O “perigo” maior não está em tratar da temática do suicídio, e sim permitir ao adolescente olhar para sua realidade e, principalmente para os pais e a sociedade, e talvez não encontrar o real sentido de sua historia. E ao conseguirem mostrar que não são quem os pais precisam que eles sejam, fica a pergunta: os pais e sociedade vão encarar?
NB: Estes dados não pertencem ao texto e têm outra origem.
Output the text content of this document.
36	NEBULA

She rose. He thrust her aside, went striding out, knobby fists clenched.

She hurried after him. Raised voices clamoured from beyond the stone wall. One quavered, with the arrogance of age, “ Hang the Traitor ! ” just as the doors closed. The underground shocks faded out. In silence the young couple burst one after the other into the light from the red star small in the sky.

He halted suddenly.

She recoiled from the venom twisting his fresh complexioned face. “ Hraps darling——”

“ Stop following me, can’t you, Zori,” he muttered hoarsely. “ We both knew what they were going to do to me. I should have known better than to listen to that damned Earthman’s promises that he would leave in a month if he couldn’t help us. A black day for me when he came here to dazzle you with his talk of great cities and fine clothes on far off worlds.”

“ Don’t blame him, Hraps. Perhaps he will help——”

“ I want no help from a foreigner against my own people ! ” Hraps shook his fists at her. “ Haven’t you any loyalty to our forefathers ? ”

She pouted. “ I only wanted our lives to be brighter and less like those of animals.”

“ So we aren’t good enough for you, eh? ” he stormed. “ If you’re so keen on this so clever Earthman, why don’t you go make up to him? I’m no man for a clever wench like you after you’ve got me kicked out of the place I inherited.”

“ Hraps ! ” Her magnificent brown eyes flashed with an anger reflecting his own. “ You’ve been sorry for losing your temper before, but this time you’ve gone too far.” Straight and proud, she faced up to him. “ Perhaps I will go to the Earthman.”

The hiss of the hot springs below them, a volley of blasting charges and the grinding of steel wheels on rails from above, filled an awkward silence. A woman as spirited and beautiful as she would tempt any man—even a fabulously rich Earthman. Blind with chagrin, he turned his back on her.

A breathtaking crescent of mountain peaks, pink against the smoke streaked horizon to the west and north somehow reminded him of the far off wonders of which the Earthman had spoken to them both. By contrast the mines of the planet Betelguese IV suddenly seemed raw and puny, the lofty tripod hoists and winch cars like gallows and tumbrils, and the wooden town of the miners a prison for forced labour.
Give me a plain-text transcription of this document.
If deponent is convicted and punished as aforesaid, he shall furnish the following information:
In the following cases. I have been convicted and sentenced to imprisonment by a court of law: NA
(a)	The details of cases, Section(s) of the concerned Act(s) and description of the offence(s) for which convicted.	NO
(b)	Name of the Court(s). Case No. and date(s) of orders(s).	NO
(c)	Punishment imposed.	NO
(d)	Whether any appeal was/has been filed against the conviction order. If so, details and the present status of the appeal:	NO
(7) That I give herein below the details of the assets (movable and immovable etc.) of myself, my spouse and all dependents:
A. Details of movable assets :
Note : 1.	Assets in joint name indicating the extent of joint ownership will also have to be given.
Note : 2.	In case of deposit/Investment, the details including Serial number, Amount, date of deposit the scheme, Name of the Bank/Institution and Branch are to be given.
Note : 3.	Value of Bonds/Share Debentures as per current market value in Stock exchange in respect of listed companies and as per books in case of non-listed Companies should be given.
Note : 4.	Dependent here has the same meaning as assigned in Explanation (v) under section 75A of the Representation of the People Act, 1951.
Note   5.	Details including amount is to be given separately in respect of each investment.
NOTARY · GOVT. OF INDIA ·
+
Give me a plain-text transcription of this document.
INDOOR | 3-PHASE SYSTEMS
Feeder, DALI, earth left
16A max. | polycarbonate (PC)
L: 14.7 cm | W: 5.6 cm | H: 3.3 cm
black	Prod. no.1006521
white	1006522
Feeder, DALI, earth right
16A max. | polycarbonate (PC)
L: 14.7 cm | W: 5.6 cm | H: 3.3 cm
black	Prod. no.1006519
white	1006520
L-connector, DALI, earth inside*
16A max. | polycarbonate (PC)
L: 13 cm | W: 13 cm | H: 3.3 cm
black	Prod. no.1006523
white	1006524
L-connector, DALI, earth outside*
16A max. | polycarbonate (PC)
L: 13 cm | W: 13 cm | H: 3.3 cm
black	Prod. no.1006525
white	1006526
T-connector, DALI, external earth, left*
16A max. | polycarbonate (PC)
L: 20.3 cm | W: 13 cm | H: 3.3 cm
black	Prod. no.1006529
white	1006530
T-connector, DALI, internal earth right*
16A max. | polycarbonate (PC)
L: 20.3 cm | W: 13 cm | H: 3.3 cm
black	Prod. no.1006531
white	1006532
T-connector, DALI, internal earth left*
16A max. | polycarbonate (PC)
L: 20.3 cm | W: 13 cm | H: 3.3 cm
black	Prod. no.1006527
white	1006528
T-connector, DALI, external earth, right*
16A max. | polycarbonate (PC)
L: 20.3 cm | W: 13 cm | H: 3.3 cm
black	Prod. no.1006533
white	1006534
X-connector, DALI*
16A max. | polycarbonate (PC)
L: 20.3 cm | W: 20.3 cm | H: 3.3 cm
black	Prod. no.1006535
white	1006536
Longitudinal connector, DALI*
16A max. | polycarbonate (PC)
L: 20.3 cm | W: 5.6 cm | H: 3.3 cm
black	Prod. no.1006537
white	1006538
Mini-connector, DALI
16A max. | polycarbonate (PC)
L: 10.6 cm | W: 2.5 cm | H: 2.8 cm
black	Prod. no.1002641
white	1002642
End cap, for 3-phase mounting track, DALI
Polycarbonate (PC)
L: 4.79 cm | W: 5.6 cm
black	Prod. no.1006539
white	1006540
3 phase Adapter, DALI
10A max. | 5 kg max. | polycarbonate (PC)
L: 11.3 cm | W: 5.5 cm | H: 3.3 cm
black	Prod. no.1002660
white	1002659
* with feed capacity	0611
Possuem estrutura para acolher e lidar com a ferida narcísica de não ter o filho como extensão de seus desejos e expectativas?

Diante dessa força, é momento da sociedade e dos pais desligarem seus celulares em casa; desligarem do automático “Vai estudar, vai estudar!” e repensarem sobre as punições aplicadas, buscando maior coerência entre o ato e a consequência (e não apenas “tirei o celular”) e, principalmente, abrirem um canal de afeto e se permitirem mostrar-se por inteiro e enxergarem seus filhos por inteiro, aceitando e acolhendo suas fragilidades e medos.

Outra forma de intervir positivamente é ajudar a criança / adolescente a sentir que aquilo que ela produz pode ter um efeito positivo nas diversas esferas de sua vida (família, amigos, escola, sociedade). Desde envolver-se em uma causa social (que pode ir desde separar brinquedos para crianças carentes; ajudar a juntar dinheiro para consertar algo na escola / no bairro); descobrir novas habilidades (tocar instrumento, cantar, dançar, construir algo, escrever); até ser valorizado pelas iniciativas de contribuições para a rotina familiar.